On February 22, 2017, Judge J. Paul Oetken of the United States District Court for the Southern District of New York denied a motion to dismiss a putative class action lawsuit brought against Chinese mobile game developer iDreamSky Technology Ltd. (“iDreamSky”), its officers and directors and four underwriters. In re: iDreamSky Technology Limited Securities Litigation, No. 15-CV-2514 (S.D.N.Y. Feb. 22, 2017). The complaint alleged violations of Section 10(b) of the Securities Exchange Act of 1934 (“Exchange Act”), Rule 10b-5 and Section 20(a) of the Exchange Act, as well as Sections 11, 12(a)(1), 12(a)(2), and 15 of the Securities Act of 1933 (“Securities Act”), based on allegations that the Company omitted to disclose the adverse financial impact of delays in the release of iDreamSky’s Cookie Run game in China, as well as the alleged lack of an adequate third-party billing platform.

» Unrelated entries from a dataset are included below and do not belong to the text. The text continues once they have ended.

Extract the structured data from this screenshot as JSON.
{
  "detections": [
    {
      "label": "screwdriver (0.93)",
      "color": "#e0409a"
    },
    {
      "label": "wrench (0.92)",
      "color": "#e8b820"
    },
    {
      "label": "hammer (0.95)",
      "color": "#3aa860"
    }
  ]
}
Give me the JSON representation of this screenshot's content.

With respect to the Securities Act claims, which were based on iDreamSky’s August 2014 initial public offering, defendants argued that the allegedly-omitted information was disclosed and/or was not material. The Court first declined to decide if the Securities Act claims were subject to the heightened pleading requirements of Rule 9(b), finding that plaintiffs’ allegations were sufficient, regardless. The Court then held that the offering materials for the IPO “provided only generalized disclosures” describing the risk of a delayed Cookie Run launch in China and the significance of third-party billing platforms, and otherwise failed to disclose “any specific information.” The Court also held that the complaint sufficiently alleged the claimed omissions were material, noting that “releasing Cookie Run in China represented a significant opportunity.”

The Court also rejected the underwriter defendants’ arguments that the Securities Act claims should be dismissed because plaintiffs failed to identify the specific defendant from which they purchased securities in the IPO. The Court found plaintiffs’ allegations that the underwriters offered the securities sufficient to allege standing under Section 12(a)(2).

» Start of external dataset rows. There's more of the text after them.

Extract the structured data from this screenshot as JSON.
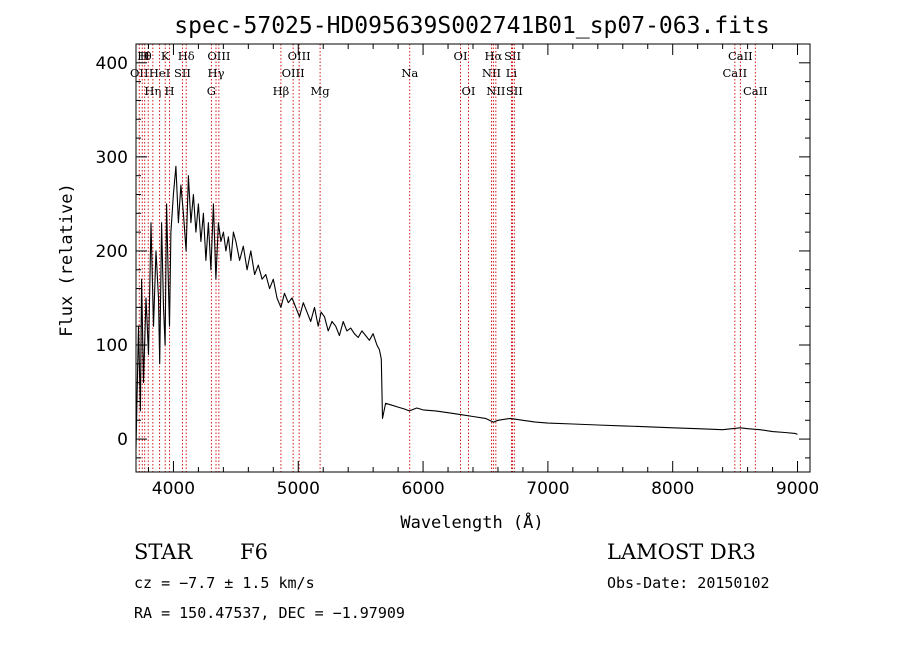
{
  "chart_data": {
    "type": "line",
    "title": "spec-57025-HD095639S002741B01_sp07-063.fits",
    "xlabel": "Wavelength (Å)",
    "ylabel": "Flux (relative)",
    "xlim": [
      3700,
      9100
    ],
    "ylim": [
      -35,
      420
    ],
    "xticks": [
      4000,
      5000,
      6000,
      7000,
      8000,
      9000
    ],
    "yticks": [
      0,
      100,
      200,
      300,
      400
    ],
    "series": [
      {
        "name": "spectrum",
        "x": [
          3700,
          3720,
          3735,
          3745,
          3760,
          3780,
          3800,
          3820,
          3840,
          3860,
          3880,
          3890,
          3905,
          3920,
          3933,
          3945,
          3960,
          3968,
          3980,
          4000,
          4020,
          4040,
          4060,
          4080,
          4101,
          4120,
          4140,
          4160,
          4180,
          4200,
          4220,
          4240,
          4260,
          4280,
          4300,
          4320,
          4340,
          4360,
          4380,
          4400,
          4420,
          4440,
          4460,
          4480,
          4500,
          4530,
          4560,
          4590,
          4620,
          4650,
          4680,
          4710,
          4740,
          4770,
          4800,
          4830,
          4861,
          4890,
          4920,
          4950,
          4980,
          5010,
          5040,
          5070,
          5100,
          5130,
          5160,
          5183,
          5210,
          5240,
          5270,
          5300,
          5330,
          5360,
          5390,
          5420,
          5450,
          5480,
          5510,
          5540,
          5570,
          5600,
          5630,
          5650,
          5665,
          5675,
          5700,
          5750,
          5800,
          5850,
          5890,
          5950,
          6000,
          6100,
          6200,
          6300,
          6400,
          6500,
          6563,
          6600,
          6700,
          6800,
          6900,
          7000,
          7200,
          7400,
          7600,
          7800,
          8000,
          8200,
          8400,
          8542,
          8600,
          8700,
          8800,
          8900,
          8980,
          9000
        ],
        "y": [
          -10,
          120,
          30,
          170,
          60,
          150,
          90,
          230,
          120,
          200,
          150,
          80,
          230,
          140,
          100,
          250,
          160,
          120,
          220,
          260,
          290,
          230,
          270,
          240,
          200,
          280,
          230,
          260,
          220,
          250,
          210,
          240,
          190,
          230,
          180,
          250,
          170,
          230,
          210,
          220,
          200,
          215,
          190,
          220,
          210,
          190,
          205,
          180,
          200,
          175,
          185,
          170,
          175,
          160,
          170,
          150,
          140,
          155,
          145,
          150,
          140,
          130,
          145,
          135,
          125,
          140,
          120,
          135,
          130,
          115,
          125,
          120,
          110,
          125,
          115,
          118,
          112,
          108,
          115,
          110,
          105,
          112,
          100,
          95,
          85,
          22,
          38,
          36,
          34,
          32,
          30,
          33,
          31,
          30,
          28,
          26,
          24,
          22,
          18,
          20,
          22,
          20,
          18,
          17,
          16,
          15,
          14,
          13,
          12,
          11,
          10,
          12,
          11,
          10,
          8,
          7,
          6,
          5
        ]
      }
    ],
    "spectral_lines": [
      {
        "wavelength": 3726,
        "label": "OII",
        "row": 2
      },
      {
        "wavelength": 3750,
        "label": "H",
        "row": 1
      },
      {
        "wavelength": 3770,
        "label": "H",
        "row": 1
      },
      {
        "wavelength": 3798,
        "label": "θ",
        "row": 1
      },
      {
        "wavelength": 3835,
        "label": "Hη",
        "row": 3
      },
      {
        "wavelength": 3889,
        "label": "HeI",
        "row": 2
      },
      {
        "wavelength": 3934,
        "label": "K",
        "row": 1
      },
      {
        "wavelength": 3969,
        "label": "H",
        "row": 3
      },
      {
        "wavelength": 4072,
        "label": "SII",
        "row": 2
      },
      {
        "wavelength": 4102,
        "label": "Hδ",
        "row": 1
      },
      {
        "wavelength": 4304,
        "label": "G",
        "row": 3
      },
      {
        "wavelength": 4341,
        "label": "Hγ",
        "row": 2
      },
      {
        "wavelength": 4364,
        "label": "OIII",
        "row": 1
      },
      {
        "wavelength": 4861,
        "label": "Hβ",
        "row": 3
      },
      {
        "wavelength": 4959,
        "label": "OIII",
        "row": 2
      },
      {
        "wavelength": 5007,
        "label": "OIII",
        "row": 1
      },
      {
        "wavelength": 5175,
        "label": "Mg",
        "row": 3
      },
      {
        "wavelength": 5893,
        "label": "Na",
        "row": 2
      },
      {
        "wavelength": 6300,
        "label": "OI",
        "row": 1
      },
      {
        "wavelength": 6364,
        "label": "OI",
        "row": 3
      },
      {
        "wavelength": 6548,
        "label": "NII",
        "row": 2
      },
      {
        "wavelength": 6563,
        "label": "Hα",
        "row": 1
      },
      {
        "wavelength": 6583,
        "label": "NII",
        "row": 3
      },
      {
        "wavelength": 6708,
        "label": "Li",
        "row": 2
      },
      {
        "wavelength": 6717,
        "label": "SII",
        "row": 1
      },
      {
        "wavelength": 6731,
        "label": "SII",
        "row": 3
      },
      {
        "wavelength": 8498,
        "label": "CaII",
        "row": 2
      },
      {
        "wavelength": 8542,
        "label": "CaII",
        "row": 1
      },
      {
        "wavelength": 8662,
        "label": "CaII",
        "row": 3
      }
    ],
    "line_color": "#cc0000",
    "data_color": "#000000"
  },
  "footer": {
    "object_type": "STAR",
    "subclass": "F6",
    "redshift": "cz = −7.7 ± 1.5 km/s",
    "coordinates": "RA = 150.47537, DEC =  −1.97909",
    "survey": "LAMOST DR3",
    "obs_date": "Obs-Date: 20150102"
  }
}
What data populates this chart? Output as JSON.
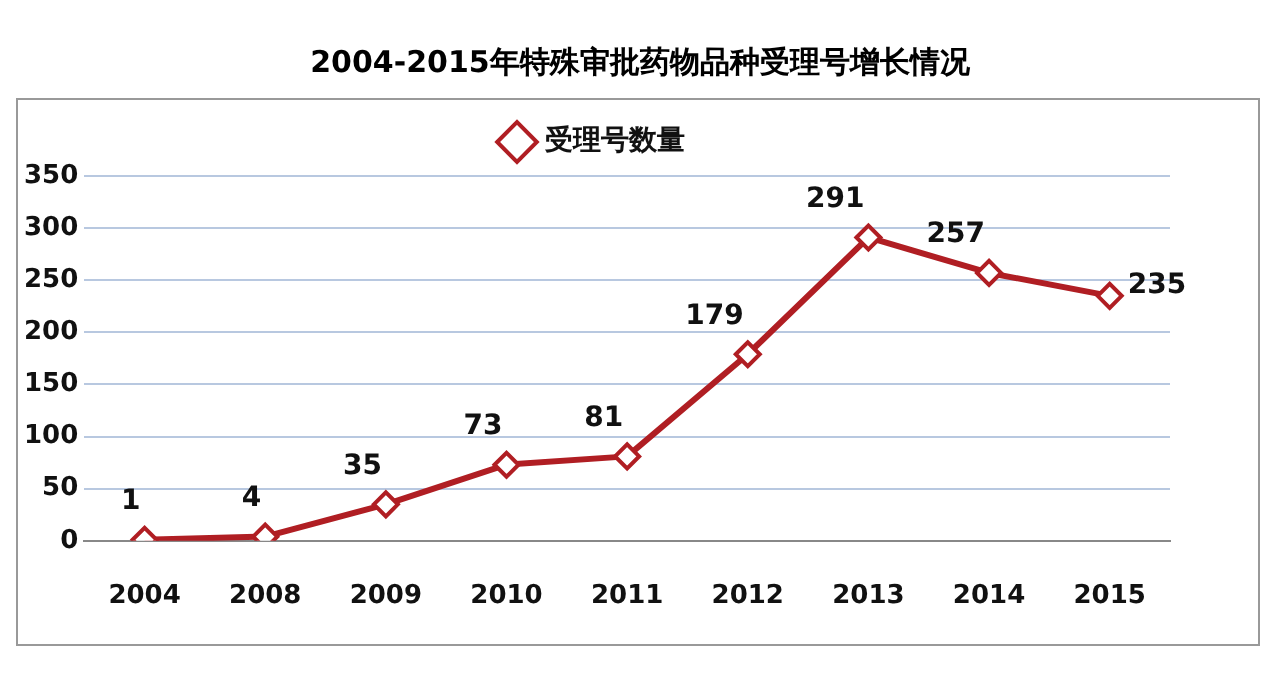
{
  "chart_data": {
    "type": "line",
    "title": "2004-2015年特殊审批药物品种受理号增长情况",
    "categories": [
      "2004",
      "2008",
      "2009",
      "2010",
      "2011",
      "2012",
      "2013",
      "2014",
      "2015"
    ],
    "series": [
      {
        "name": "受理号数量",
        "color": "#b01e23",
        "values": [
          1,
          4,
          35,
          73,
          81,
          179,
          291,
          257,
          235
        ]
      }
    ],
    "ylim": [
      0,
      350
    ],
    "yticks": [
      0,
      50,
      100,
      150,
      200,
      250,
      300,
      350
    ],
    "grid": "y",
    "legend": "top",
    "marker": "diamond",
    "line_style": "solid",
    "data_labels": true
  }
}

Turning to the Exchange Act claims, the Court rejected arguments that the alleged misstatements were inactionable statements of opinion, observing that defendants’ “failure to acknowledge the then-known delays in the launch of Cookie Run and to update the 2014 revenue projections . . . is precisely the type of omission that, even if included in the context of an opinion, would be misleading to a reasonable investor.” The Court also held that the complaint sufficiently supported a strong inference of scienter because (i) several confidential witnesses claimed defendants were aware of the allegedly undisclosed issues, (ii) allegedly misleading fourth-quarter projections were made less than one month before the close of the quarter and (iii) plaintiffs are not required to allege scienter with respect to each individual defendant but can allege scienter as to those defendants based on allegations with respect to the “corporate entity.”

Although complaints based on product delays are frequently dismissed because plaintiffs typically have a hard time alleging that a company knew or should have known that the product would not launch on schedule, the Court’s decision underscores that such complaints likely will not be dismissed where plaintiffs can marshal at least allegations that a company made statements confirming that schedule when it knew delays were already happening.